Морок еще сильнее завертелся, шепот стал похож на тихий визг.
Лихолов выставил руку с камнем вперед и сделал три шага навстречу бродячему туману. Облако дернулось назад, сдавленно скуля. Да! Морок боялся дракона и любого предмета с его следами. Больно жутко ему было сгинуть от непобедимого пламени. Лихолов подступил еще на два шага, туман снова отдернулся назад, извиваясь в агонии и возмущаясь. Рождая десятки ужасных образов в минуту то медведей, то пауков, то обезьяноволков, но не в силах ни одного выплюнуть в реальный мир.
– Елисей! – окликнул Странник молодчика. – Он боится! А ну-ка! Дай ему еще и стрелы! Посмотрим, что будет!
Юноша отпустил палец, и стрела с озорным свистом вылетела сквозь облако. Морок громко взвизгнул, никак не пострадал, но явно испугался еще больше, потому как снова отпрянул назад.
– Уходи, наволочь поганая! – крикнул туману рыком Лихолов. – А не то нашлю на тебя драконий гнев! И сгоришь ты в пекле, падла!
Облако задрожало, закрутилось вихрем на одном месте. Лихолов был уже уверен, что оно достаточно напугано, чтобы отстать. Но вдруг туман сгустился, стянул в одну точку всю тьму, какой только обладал, и внутри появился силуэт. Маленькие плечики, испуганно сжатые, худые короткие ножки… Дымка рассеялась… А на том месте сидела теперь на земле маленькая девочка лет пяти… Хрупкая, дрожащая, в драной грязной одежде. Она уткнулась носом в коленки, обняла себя маленькими ручонками и что-то зашептала.
Лихолов и Елисей изумленно переглянулись. Юноша опустил лук. Странник же поднял руку в знак того, что «не расслабляйся, может быть, ловушка». А сам положил свой камешек в карман, меч воткнул в землю и медленно стал приближаться к девочке. И тут Лихолов заговорил с ней на языке Северного Леса, от чего Елисей вздрогнул, ведь был в полной уверенности, что Лихолов не знает северо-восточного языка. А тот говорил примерно такие слова:
– Тихо, девочка! Мы тебя не обидим! Мы хорошие. Ты хорошая и мы – хорошие!
Девочка испуганно подняла на него лицо, и мурашки пробежали по спине Лихолова. Кожа ее была настолько тонка и бледна, что просвечивала все синие сосуды. А глаза все раскраснелись, словно вот-вот лопнут от количества крови. Мутный взгляд, блуждающий, одуревший, с явным усилием зацепился за Лихолова. Тот медленно приближался с дружественно вытянутой ладонью.

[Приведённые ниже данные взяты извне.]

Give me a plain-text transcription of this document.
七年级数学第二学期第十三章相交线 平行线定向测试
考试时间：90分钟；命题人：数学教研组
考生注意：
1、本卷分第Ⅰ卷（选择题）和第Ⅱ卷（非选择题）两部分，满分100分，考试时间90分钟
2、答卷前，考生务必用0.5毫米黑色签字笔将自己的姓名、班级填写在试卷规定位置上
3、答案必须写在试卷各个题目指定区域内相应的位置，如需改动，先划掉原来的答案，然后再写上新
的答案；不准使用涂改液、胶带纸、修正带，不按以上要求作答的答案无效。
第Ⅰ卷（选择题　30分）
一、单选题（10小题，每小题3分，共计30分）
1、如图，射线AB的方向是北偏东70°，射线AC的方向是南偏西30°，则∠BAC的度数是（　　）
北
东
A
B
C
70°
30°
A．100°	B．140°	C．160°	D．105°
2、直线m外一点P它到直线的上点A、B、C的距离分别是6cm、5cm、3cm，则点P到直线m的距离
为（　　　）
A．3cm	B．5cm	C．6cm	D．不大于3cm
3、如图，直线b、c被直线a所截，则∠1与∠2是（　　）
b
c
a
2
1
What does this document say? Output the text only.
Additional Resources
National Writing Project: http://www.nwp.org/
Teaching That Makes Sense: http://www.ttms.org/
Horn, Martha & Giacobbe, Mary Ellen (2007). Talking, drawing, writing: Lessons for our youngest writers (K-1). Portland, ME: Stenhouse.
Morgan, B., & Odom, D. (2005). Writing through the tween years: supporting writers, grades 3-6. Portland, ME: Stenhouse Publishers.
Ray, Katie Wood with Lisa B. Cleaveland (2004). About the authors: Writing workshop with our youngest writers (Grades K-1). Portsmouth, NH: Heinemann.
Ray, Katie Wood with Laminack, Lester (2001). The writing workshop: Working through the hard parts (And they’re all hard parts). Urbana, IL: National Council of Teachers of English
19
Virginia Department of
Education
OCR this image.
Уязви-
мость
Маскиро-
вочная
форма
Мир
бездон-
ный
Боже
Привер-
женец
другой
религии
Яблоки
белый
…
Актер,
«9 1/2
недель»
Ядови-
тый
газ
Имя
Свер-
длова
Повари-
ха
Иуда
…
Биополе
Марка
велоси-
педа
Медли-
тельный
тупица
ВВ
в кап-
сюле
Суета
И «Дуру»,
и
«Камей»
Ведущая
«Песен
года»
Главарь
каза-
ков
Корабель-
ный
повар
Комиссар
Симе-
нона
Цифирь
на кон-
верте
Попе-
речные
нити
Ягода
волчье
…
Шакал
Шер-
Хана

– Туга! – сказала девочка уставшим шепотом. А потом стала повторять и повторять это слово, раскачиваясь в такт. – Туга! Туга! Туга! Туга!
Вокруг нее стал снова виться туман.
– Тихо, девочка, тихо! – ласково произнес Лихолов. – Где твой дом? Где твоя мама?
– Ничего нет! – ответила она – Только Туга! Мир-туга! Я – туга!
Лихолов присел напротив нее и аккуратно дотронулся до ручек. Кожа девочки обжигала холодом, как если бы она целый день просидела голышом на морозе.
– Как тебя зовут?
– Я – туга.
– Нет, нет… Как тебя звали раньше? До туга? Что было до?
Девочка вдруг задумалась и перестала нервно раскачиваться.
– Я… не помню… Я – туга, и все…
– Но у тебя же должна быть мама?
– Мама?… – и тут глаза ребенка повлажнели и вылили градины слез. – Мама…. Да – да… Была мама… «Кач -Кач… Чадо малое, не плачь… В дрему сон тебе трава… колыбельная молва…», мама…
– Где она, твоя мама?
– Я, я… не знаю…
Девочка схватилась ладошками за виски и снова стала раскачиваться, словно ее голова начала, наконец, оттаивать. Будто бы постепенно возвращающиеся воспоминания ранили, оставляя ожоги.
– Мы отведем тебя в ближайшую деревню. Там будут добрые люди, они помогут тебе.
– Нет! – вдруг вздернулась и завопила девочка. – Там опасно! Там страх! Там всех скоро убьют! Война! Война грядет! Тьма победит свет! Мгла застелит землю! Нельзя любить, нельзя жить, бессмысленно бороться! Лучше быть здесь! Здесь меня никто не тронет! Туга меня защитит, с туга я сильная! Туга, туга!
Вокруг нее снова стал клубиться туман.
– Тихо, девочка, нам нужно найти твою маму, понимаешь? Маму!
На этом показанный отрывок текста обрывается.